Princess Oma turned over onto her back and looked up at the older woman. “I’ll miss you, Rabah,” she said, peering straight into the other’s eyes.
“And I’ll miss you, O my princess,” Rabah said, returning the gaze. “Perhaps kismet will decree a short separation and we can be reunited again after all.”
The princess reached up and wrapped her arms around her friend’s neck. “Kiss me, Rabah,” she whispered. “Give me something to remember if the nights in Ravan prove too long and lonely.”
She pulled Rabah down on top of her and Rabah did indeed give her something to remember for many weeks to come.
Later, in the middle of the night when the young princess lay snoring gently from exhaustion, Rabah stole quietly from the room and returned to her own chambers. There she spent an hour composing two long, detailed letters on the thinnest rice paper from Sinjin. When they were done she sealed them and, donning her long black burga and thawb, she slipped silently down the deserted halls and through the secret door out of the palace.
Under the darkness of night she moved like a cat’s shadow through the streets of Marakh to the home of a certain rug merchant. He answered the door after a few minutes of her soft but insistent knocking, and she gave him the letters along with her instructions. The merchant nodded and Rabah returned to the palace without ever having been seen by unintended eyes.
Taking the letters, the merchant climbed the stairs to his roof where, in a secret compartment, he kept some specially trained pigeons.
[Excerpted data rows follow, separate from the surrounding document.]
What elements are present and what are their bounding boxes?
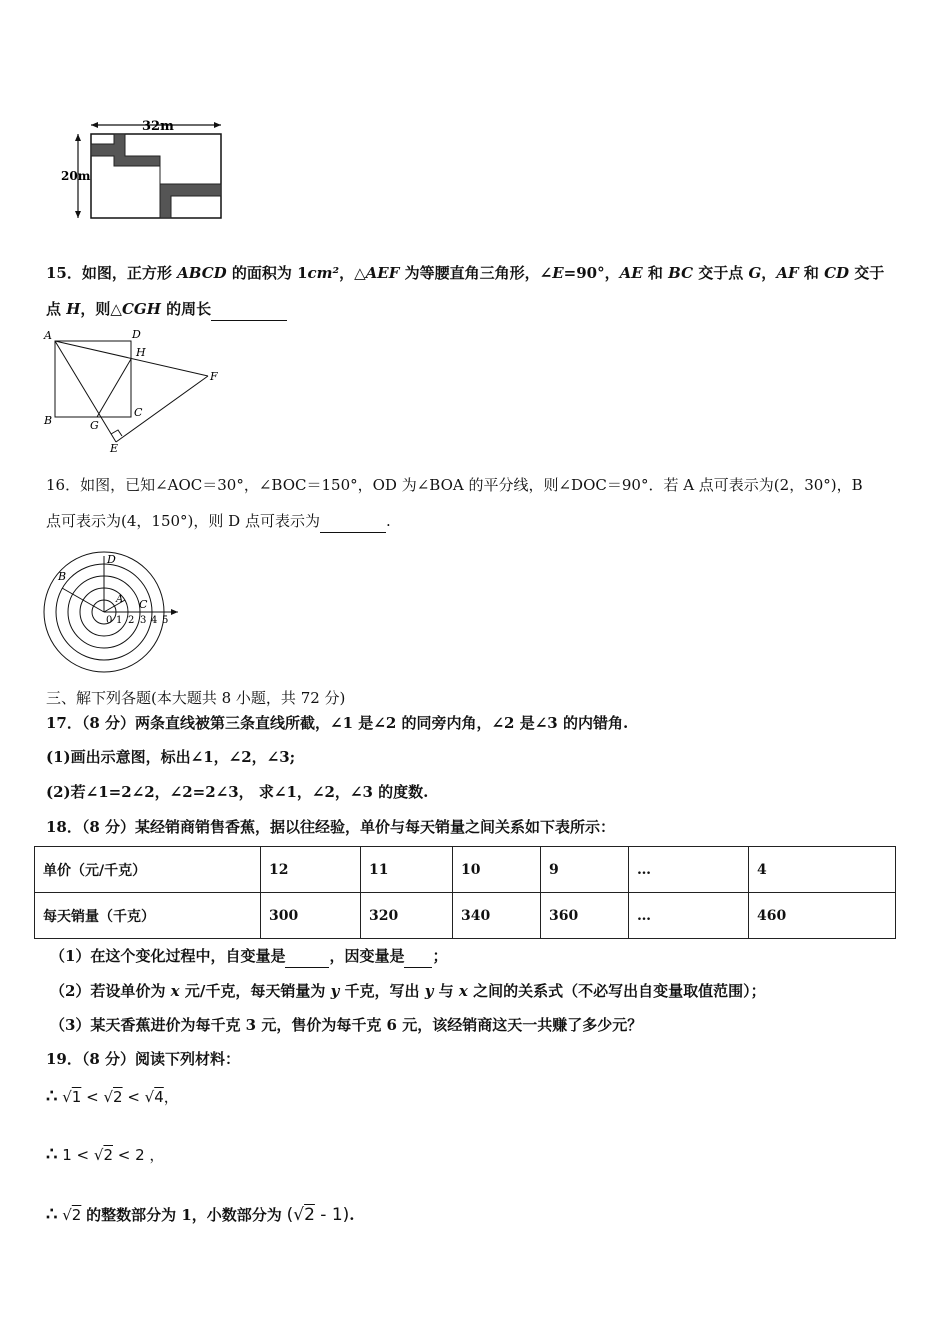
answer-blank[interactable] (320, 510, 386, 533)
answer-blank[interactable] (211, 298, 287, 321)
tick-2: 2 (128, 615, 135, 626)
q18-part2: （2）若设单价为 x 元/千克，每天销量为 y 千克，写出 y 与 x 之间的关系式（不必写出自变量取值范围）； (50, 982, 766, 1000)
label-G: G (90, 419, 99, 432)
table-row (35, 893, 896, 939)
q18-part1: （1）在这个变化过程中，自变量是 ，因变量是 ； (50, 945, 447, 968)
label-A: A (116, 594, 124, 605)
width-label: 32m (142, 119, 174, 134)
label-B: B (58, 570, 67, 583)
table-cell: 460 (749, 893, 896, 939)
tick-4: 4 (151, 615, 158, 626)
answer-blank[interactable] (285, 945, 329, 968)
label-H: H (136, 346, 146, 359)
tick-0: 0 (106, 615, 113, 626)
label-F: F (210, 370, 218, 383)
label-C: C (139, 598, 148, 611)
table-cell: 每天销量（千克） (35, 893, 261, 939)
tick-3: 3 (140, 615, 147, 626)
tick-5: 5 (162, 615, 169, 626)
label-A: A (44, 329, 52, 342)
q18-part3: （3）某天香蕉进价为每千克 3 元，售价为每千克 6 元，该经销商这天一共赚了多少元？ (50, 1016, 643, 1034)
table-cell: 300 (261, 893, 361, 939)
table-cell: … (629, 893, 749, 939)
q19-math2: ∴ 1 < √2 < 2 ， (46, 1144, 165, 1165)
section-heading: 三、解下列各题(本大题共 8 小题，共 72 分) (46, 689, 346, 707)
label-C: C (134, 406, 143, 419)
q18-intro: 18．（8 分）某经销商销售香蕉，据以往经验，单价与每天销量之间关系如下表所示： (46, 818, 616, 836)
answer-blank[interactable] (404, 945, 432, 968)
q16-line1: 16．如图，已知∠AOC＝30°，∠BOC＝150°，OD 为∠BOA 的平分线，则∠DOC＝90°．若 A 点可表示为(2，30°)，B (46, 476, 863, 494)
q17-line2: (1)画出示意图，标出∠1，∠2，∠3; (46, 748, 296, 766)
polar-circles-figure (40, 546, 190, 674)
square-triangle-figure (40, 326, 230, 456)
table-cell: 4 (749, 847, 896, 893)
q19-intro: 19．（8 分）阅读下列材料： (46, 1050, 241, 1068)
height-label: 20m (61, 169, 91, 183)
label-D: D (107, 553, 116, 566)
table-row (35, 847, 896, 893)
q15-line1: 15．如图，正方形 ABCD 的面积为 1cm²，△AEF 为等腰直角三角形，∠E=90°，AE 和 BC 交于点 G，AF 和 CD 交于 (46, 264, 885, 282)
q19-math3: ∴ √2 的整数部分为 1，小数部分为 (√2 - 1). (46, 1204, 355, 1225)
table-cell: … (629, 847, 749, 893)
price-sales-table (34, 846, 896, 939)
tick-1: 1 (116, 615, 123, 626)
q15-line2: 点 H，则△CGH 的周长 (46, 298, 287, 321)
table-cell: 单价（元/千克） (35, 847, 261, 893)
table-cell: 11 (361, 847, 453, 893)
label-B: B (44, 414, 53, 427)
table-cell: 9 (541, 847, 629, 893)
table-cell: 12 (261, 847, 361, 893)
table-cell: 340 (453, 893, 541, 939)
table-cell: 360 (541, 893, 629, 939)
table-cell: 10 (453, 847, 541, 893)
label-E: E (110, 442, 119, 455)
q16-line2: 点可表示为(4，150°)，则 D 点可表示为 . (46, 510, 391, 533)
rect-path-figure (58, 116, 238, 224)
q19-math1: ∴ √1 < √2 < √4， (46, 1086, 179, 1107)
label-D: D (132, 328, 141, 341)
q17-line1: 17．（8 分）两条直线被第三条直线所截，∠1 是∠2 的同旁内角，∠2 是∠3 的内错角. (46, 714, 629, 732)
q17-line3: (2)若∠1=2∠2，∠2=2∠3， 求∠1，∠2，∠3 的度数. (46, 783, 429, 801)
table-cell: 320 (361, 893, 453, 939)
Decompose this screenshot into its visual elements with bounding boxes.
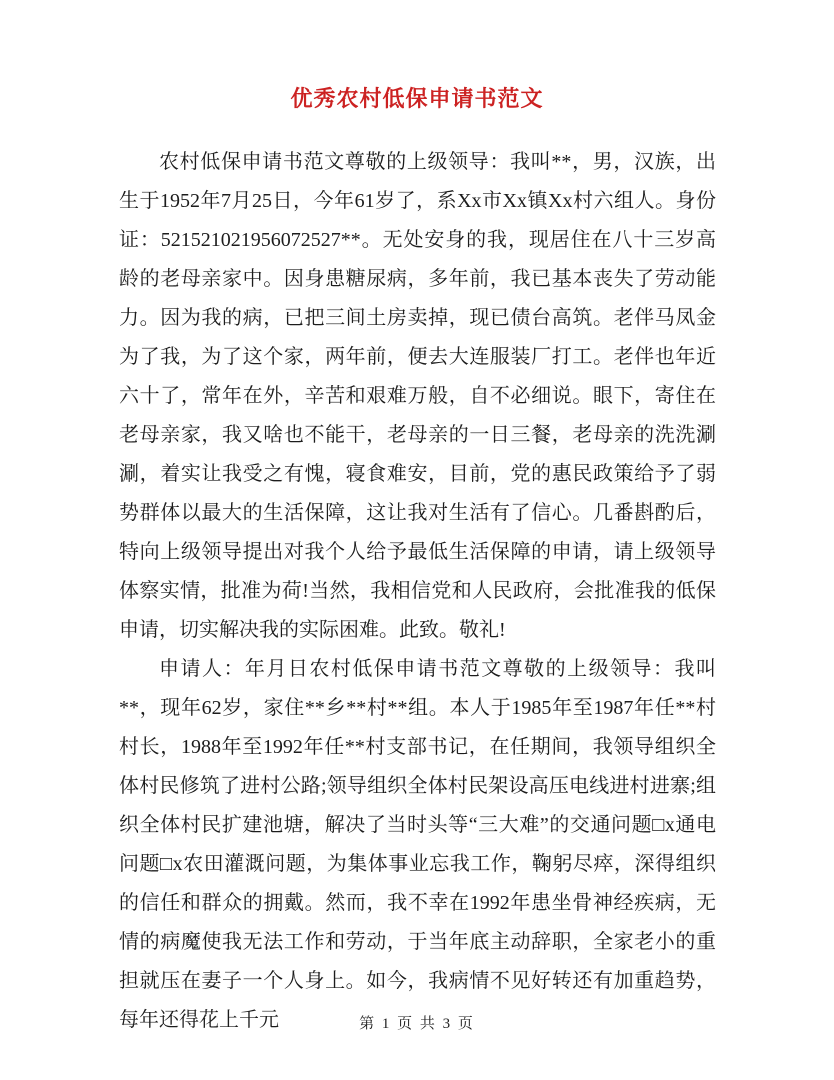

Folding the missives compactly, he tied each inside a special pouch attached to a different bird’s leg. In the first light of morning he lifted the birds into the air and let them go. The birds flew high above the roof, circled a few times to get their bearings, and then flew off for their true homes more than a hundred parasangs away—one to a cave in the Tirghiz Mountains and the other to a coop atop the north tower of the palace of Ravan.